The humane purposes of the benefits program and the unfairness of placing the burden of delay on the party least able to control or afford it support interim relief in these circumstances. Plaintiff's claim that the multiple bureaucratic delays in this case have forced her to live on public assistance pending resolution of these proceedings is uncontested. In addition, defendant admits that its handling of plaintiff's file was the sole cause of the delay to the court and claimant.
I will therefore grant plaintiff's motion for interim benefits commencing from the last court-approved deadline for the filing of defendant's answer on January 22, 1989 to the date that the defendant filed his answer on March 6, 1989. See Gomaz v.
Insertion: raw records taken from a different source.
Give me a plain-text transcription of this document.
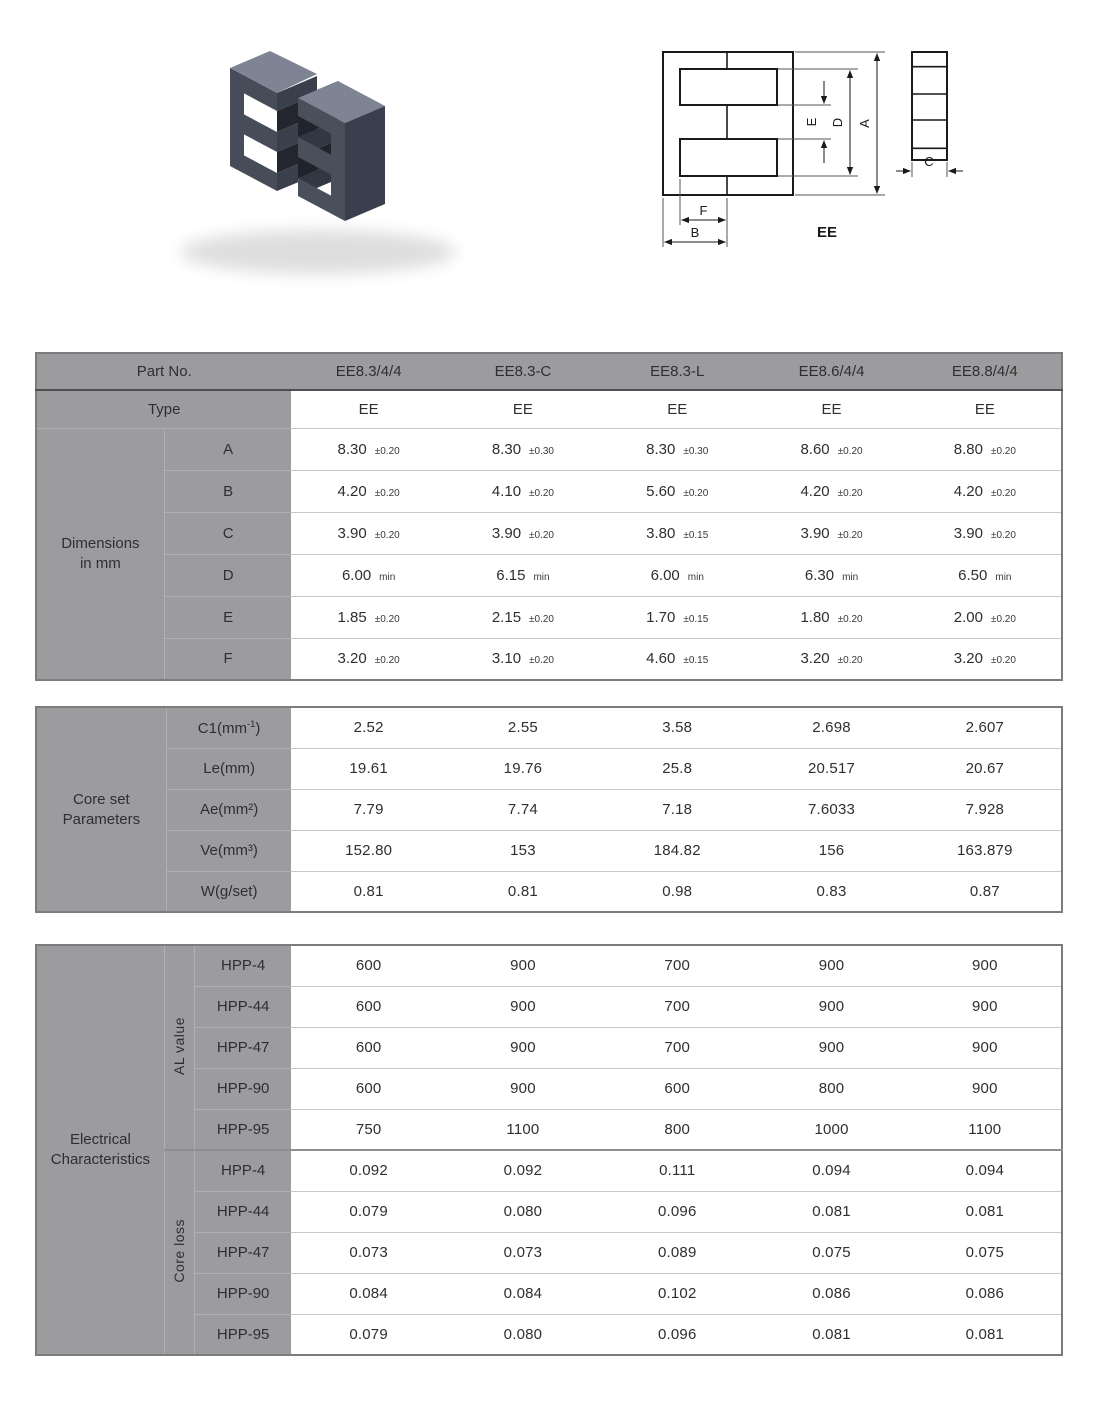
E D A
F
B
C
EE
Part No.		EE8.3/4/4	EE8.3-C	EE8.3-L	EE8.6/4/4	EE8.8/4/4
Type		EE	EE	EE	EE	EE

Dimensions
in mm	A	8.30 ±0.20	8.30 ±0.30	8.30 ±0.30	8.60 ±0.20	8.80 ±0.20
	B	4.20 ±0.20	4.10 ±0.20	5.60 ±0.20	4.20 ±0.20	4.20 ±0.20
	C	3.90 ±0.20	3.90 ±0.20	3.80 ±0.15	3.90 ±0.20	3.90 ±0.20
	D	6.00 min	6.15 min	6.00 min	6.30 min	6.50 min
	E	1.85 ±0.20	2.15 ±0.20	1.70 ±0.15	1.80 ±0.20	2.00 ±0.20
	F	3.20 ±0.20	3.10 ±0.20	4.60 ±0.15	3.20 ±0.20	3.20 ±0.20
Core set
Parameters	$C1(mm^{-1})$	2.52	2.55	3.58	2.698	2.607
	Le(mm)	19.61	19.76	25.8	20.517	20.67
	Ae(mm²)	7.79	7.74	7.18	7.6033	7.928
	Ve(mm³)	152.80	153	184.82	156	163.879
	W(g/set)	0.81	0.81	0.98	0.83	0.87
Electrical
Characteristics	AL value	HPP-4	600	900	700	900	900
		HPP-44	600	900	700	900	900
		HPP-47	600	900	700	900	900
		HPP-90	600	900	600	800	900
		HPP-95	750	1100	800	1000	1100
	Core loss	HPP-4	0.092	0.092	0.111	0.094	0.094
		HPP-44	0.079	0.080	0.096	0.081	0.081
		HPP-47	0.073	0.073	0.089	0.075	0.075
		HPP-90	0.084	0.084	0.102	0.086	0.086
		HPP-95	0.079	0.080	0.096	0.081	0.081
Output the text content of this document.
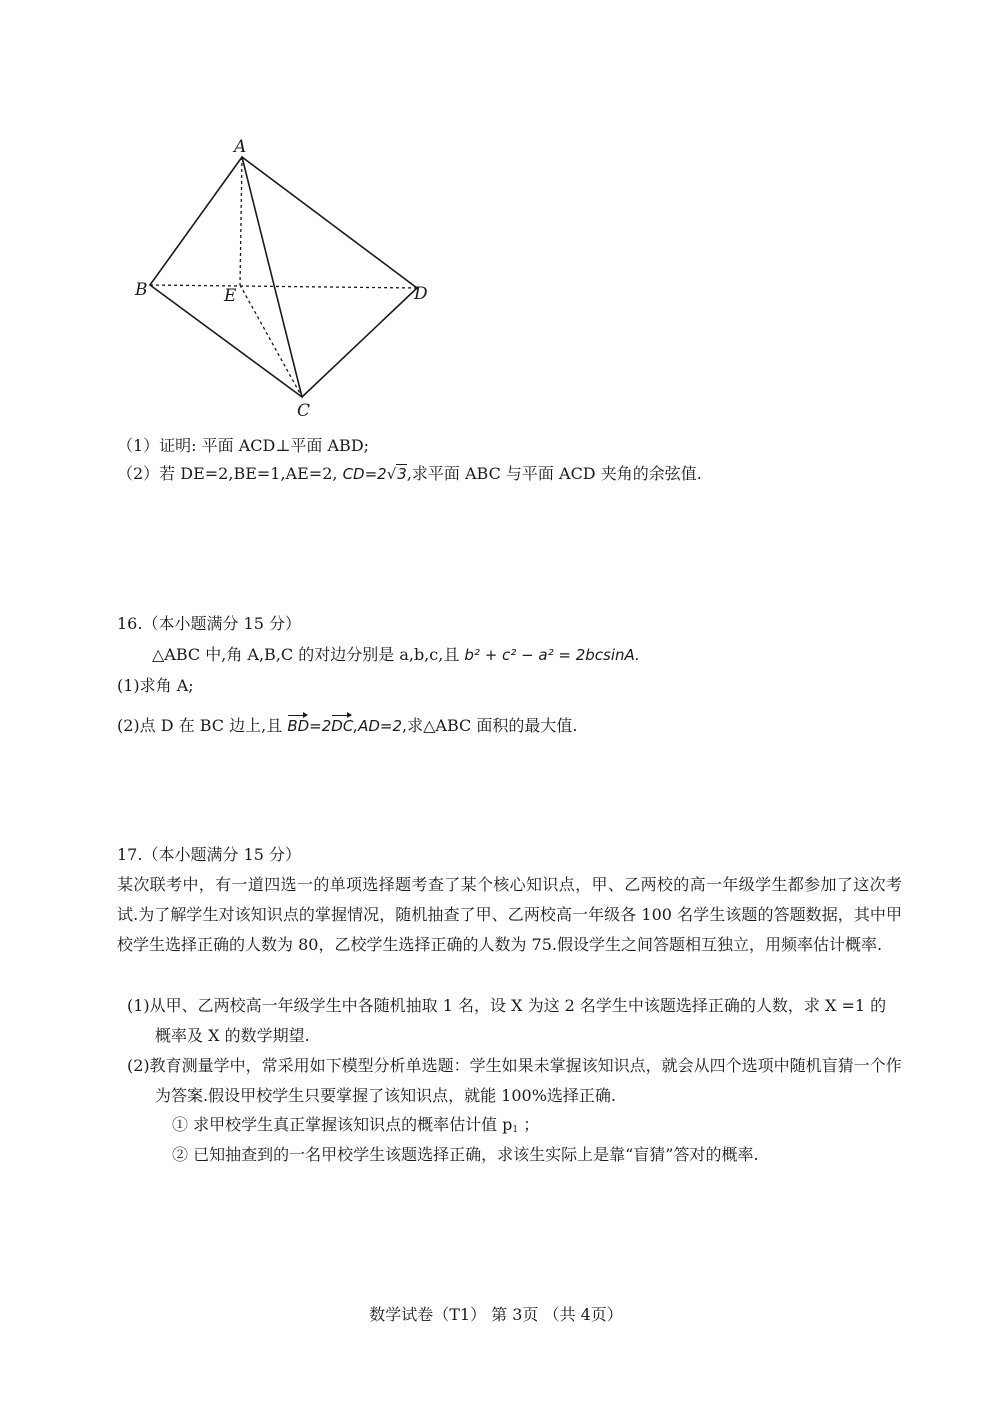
A
B	E	D
C
（1）证明: 平面 ACD⊥平面 ABD;
（2）若 DE=2,BE=1,AE=2, CD=2√3,求平面 ABC 与平面 ACD 夹角的余弦值.
16.（本小题满分 15 分）
△ABC 中,角 A,B,C 的对边分别是 a,b,c,且 b² + c² − a² = 2bcsinA.
(1)求角 A;
(2)点 D 在 BC 边上,且 BD=2DC,AD=2,求△ABC 面积的最大值.
17.（本小题满分 15 分）
某次联考中，有一道四选一的单项选择题考查了某个核心知识点，甲、乙两校的高一年级学生都参加了这次考试.为了解学生对该知识点的掌握情况，随机抽查了甲、乙两校高一年级各 100 名学生该题的答题数据，其中甲校学生选择正确的人数为 80，乙校学生选择正确的人数为 75.假设学生之间答题相互独立，用频率估计概率.
(1)从甲、乙两校高一年级学生中各随机抽取 1 名，设 X 为这 2 名学生中该题选择正确的人数，求 X =1 的概率及 X 的数学期望.
(2)教育测量学中，常采用如下模型分析单选题：学生如果未掌握该知识点，就会从四个选项中随机盲猜一个作为答案.假设甲校学生只要掌握了该知识点，就能 100%选择正确.
① 求甲校学生真正掌握该知识点的概率估计值 $p_1$ ；
② 已知抽查到的一名甲校学生该题选择正确，求该生实际上是靠“盲猜”答对的概率.
数学试卷（T1） 第 3页 （共 4页）
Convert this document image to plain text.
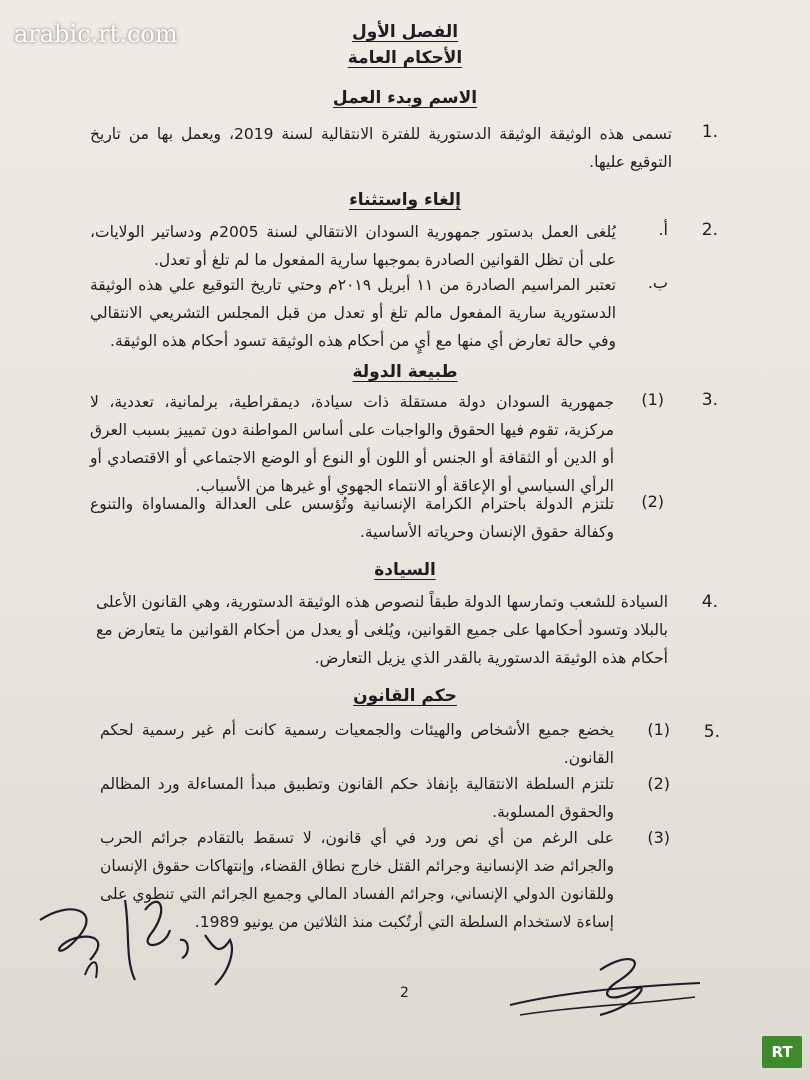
arabic.rt.com	الفصل الأول
الأحكام العامة
الاسم وبدء العمل
1.
تسمى هذه الوثيقة الوثيقة الدستورية للفترة الانتقالية لسنة 2019، ويعمل بها من تاريخ التوقيع عليها.
إلغاء واستثناء
2.
أ.
يُلغى العمل بدستور جمهورية السودان الانتقالي لسنة 2005م ودساتير الولايات، على أن تظل القوانين الصادرة بموجبها سارية المفعول ما لم تلغ أو تعدل.
ب.
تعتبر المراسيم الصادرة من ١١ أبريل ٢٠١٩م وحتي تاريخ التوقيع علي هذه الوثيقة الدستورية سارية المفعول مالم تلغ أو تعدل من قبل المجلس التشريعي الانتقالي وفي حالة تعارض أي منها مع أيٍ من أحكام هذه الوثيقة تسود أحكام هذه الوثيقة.
طبيعة الدولة
3.
(1)
جمهورية السودان دولة مستقلة ذات سيادة، ديمقراطية، برلمانية، تعددية، لا مركزية، تقوم فيها الحقوق والواجبات على أساس المواطنة دون تمييز بسبب العرق أو الدين أو الثقافة أو الجنس أو اللون أو النوع أو الوضع الاجتماعي أو الاقتصادي أو الرأي السياسي أو الإعاقة أو الانتماء الجهوي أو غيرها من الأسباب.
(2)
تلتزم الدولة باحترام الكرامة الإنسانية وتُؤسس على العدالة والمساواة والتنوع وكفالة حقوق الإنسان وحرياته الأساسية.
السيادة
4.
السيادة للشعب وتمارسها الدولة طبقاً لنصوص هذه الوثيقة الدستورية، وهي القانون الأعلى بالبلاد وتسود أحكامها على جميع القوانين، ويُلغى أو يعدل من أحكام القوانين ما يتعارض مع أحكام هذه الوثيقة الدستورية بالقدر الذي يزيل التعارض.
حكم القانون
5.
(1)
يخضع جميع الأشخاص والهيئات والجمعيات رسمية كانت أم غير رسمية لحكم القانون.
(2)
تلتزم السلطة الانتقالية بإنفاذ حكم القانون وتطبيق مبدأ المساءلة ورد المظالم والحقوق المسلوبة.
(3)
على الرغم من أي نص ورد في أي قانون، لا تسقط بالتقادم جرائم الحرب والجرائم ضد الإنسانية وجرائم القتل خارج نطاق القضاء، وإنتهاكات حقوق الإنسان وللقانون الدولي الإنساني، وجرائم الفساد المالي وجميع الجرائم التي تنطوي على إساءة لاستخدام السلطة التي أرتُكبت منذ الثلاثين من يونيو 1989.
2
RT
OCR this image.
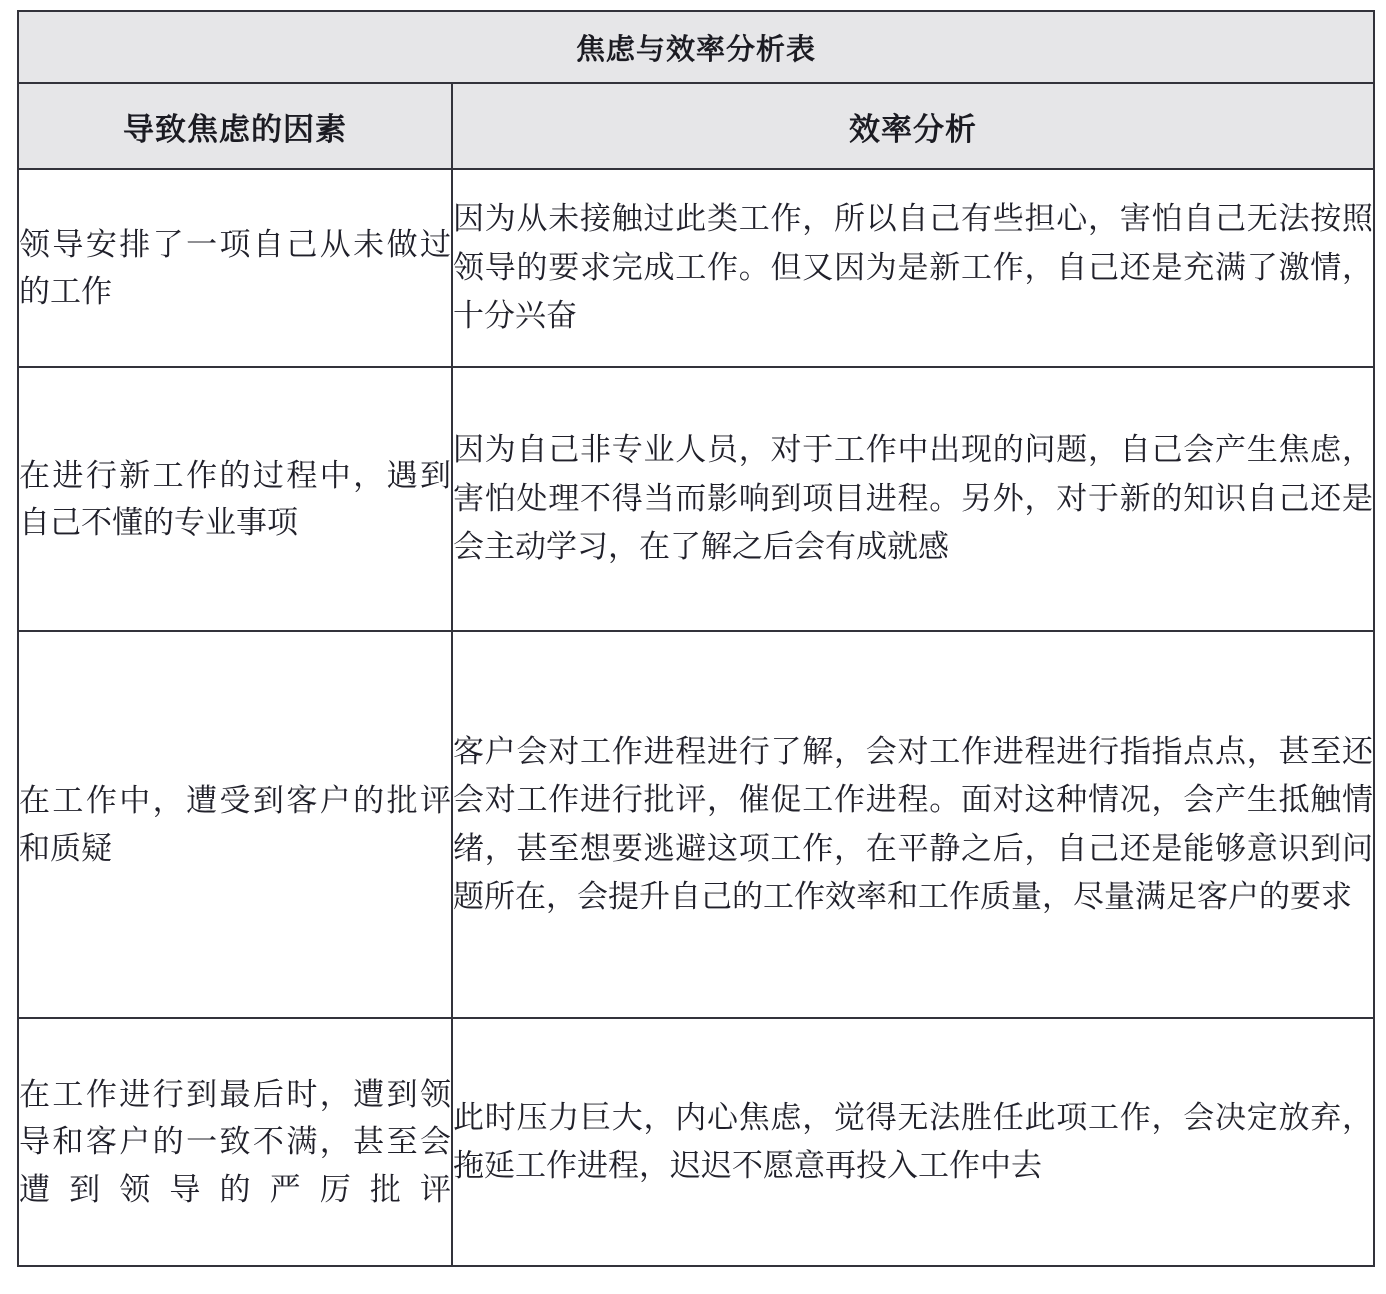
焦虑与效率分析表	
导致焦虑的因素	效率分析
领导安排了一项自己从未做过的工作	因为从未接触过此类工作，所以自己有些担心，害怕自己无法按照领导的要求完成工作。但又因为是新工作，自己还是充满了激情，十分兴奋
在进行新工作的过程中，遇到自己不懂的专业事项	因为自己非专业人员，对于工作中出现的问题，自己会产生焦虑，害怕处理不得当而影响到项目进程。另外，对于新的知识自己还是会主动学习，在了解之后会有成就感
在工作中，遭受到客户的批评和质疑	客户会对工作进程进行了解，会对工作进程进行指指点点，甚至还会对工作进行批评，催促工作进程。面对这种情况，会产生抵触情绪，甚至想要逃避这项工作，在平静之后，自己还是能够意识到问题所在，会提升自己的工作效率和工作质量，尽量满足客户的要求
在工作进行到最后时，遭到领导和客户的一致不满，甚至会遭到领导的严厉批评	此时压力巨大，内心焦虑，觉得无法胜任此项工作，会决定放弃，拖延工作进程，迟迟不愿意再投入工作中去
Heckler, 591 F. Supp. 1122, 1127 (E.D. Wis. 1984) (granting benefits for the two months before Secretary had filed her tardy answer in order "to effect a retroactive preservation of the status quo for those weeks when the progress of this litigation was stymied.")
An appropriate order follows.
For the reasons stated in the accompanying memorandum, it is hereby ORDERED and DIRECTED that Plaintiff's motion for interim benefits is GRANTED. Interim benefits, in the amount plaintiff would receive if found eligible for the benefits she is claiming, shall be paid to the plaintiff for the period from January 22, 1989 to March 6, 1989. If the court ultimately determines that the plaintiff is not entitled to receive such benefits, the standard recoupment procedures applicable in any case in which overpayment is made shall be available to the Secretary.
It is further ORDERED that this matter is referred to Magistrate William F. Hall, Jr. for preparation of a report and recommendation pursuant to 28 U.S.C. § 636(b). The parties are advised to direct all further inquiries to Magistrate Hall.